Texas has recorded deaths from 1903 to the present, plus about 250 registrations from the 1890s-1939, and nearly 2,000 delayed registrations of death from 1890s-1990, as reported from obituaries and probate records.
Important genealogical facts in death entries:
- Date of death for the deceased. Starting around 1911, the records increasingly include the burial and birth dates and places.
- Place of death for the deceased. Starting around 1911, the records increasingly include the cemetery name where buried, as well as the birthplace (the state and sometimes town or county).
- Name of the deceased. Starting around 1911, the records increasingly include the name of the spouse and parents, often with maiden surnames of women. The informant, who is often a child or other family member, is also named.

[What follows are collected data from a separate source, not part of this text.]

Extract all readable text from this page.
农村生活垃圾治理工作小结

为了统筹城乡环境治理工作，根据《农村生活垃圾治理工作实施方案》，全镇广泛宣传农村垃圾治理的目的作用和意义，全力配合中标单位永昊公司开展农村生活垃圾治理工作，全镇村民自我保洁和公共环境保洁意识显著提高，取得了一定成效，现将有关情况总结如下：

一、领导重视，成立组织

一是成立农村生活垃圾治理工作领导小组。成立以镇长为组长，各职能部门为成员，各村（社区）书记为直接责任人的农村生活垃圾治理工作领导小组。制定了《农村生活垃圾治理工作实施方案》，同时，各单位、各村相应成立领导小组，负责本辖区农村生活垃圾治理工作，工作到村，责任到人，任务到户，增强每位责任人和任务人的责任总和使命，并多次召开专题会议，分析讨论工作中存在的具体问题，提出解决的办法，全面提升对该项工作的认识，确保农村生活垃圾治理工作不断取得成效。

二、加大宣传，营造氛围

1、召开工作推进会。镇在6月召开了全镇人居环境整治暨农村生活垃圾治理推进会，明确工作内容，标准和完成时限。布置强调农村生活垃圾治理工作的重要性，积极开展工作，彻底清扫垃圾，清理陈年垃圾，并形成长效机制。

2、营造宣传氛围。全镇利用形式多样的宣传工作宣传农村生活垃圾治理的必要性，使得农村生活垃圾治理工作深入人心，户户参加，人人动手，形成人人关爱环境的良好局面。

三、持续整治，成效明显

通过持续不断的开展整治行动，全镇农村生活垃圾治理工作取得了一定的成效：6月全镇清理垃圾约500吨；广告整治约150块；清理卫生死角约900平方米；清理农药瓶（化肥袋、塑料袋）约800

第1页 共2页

- Starting around 1911, the records increasingly note the names of the spouse and parents
- Starting around 1911, indicate whether the deceased was single, married, widowed, or divorced at the time of death
- Starting around 1911, give the occupation of the deceased and may identify the employer
Information pertaining to death is reliable; including cause of death, name of the attending physician or medical professional, name and address of the funeral home used, and the exact date and place of burial. The other information is usually provided by the informant (often a family member).
The reliability of this information depends upon:
- Length of time since the event. Birth information or age for an adult may not be exact.
- If the informant knew the answers to the questions. An adult child or sibling of the deceased was more likely to know the answers. Women tended to learn and remember family information more often than men.
- The informant’s interest in giving accurate information. Some information may have been colored by family secrets, etc.
- Emotional state of the informant. Emotions generated by death may have degraded the quality of the information.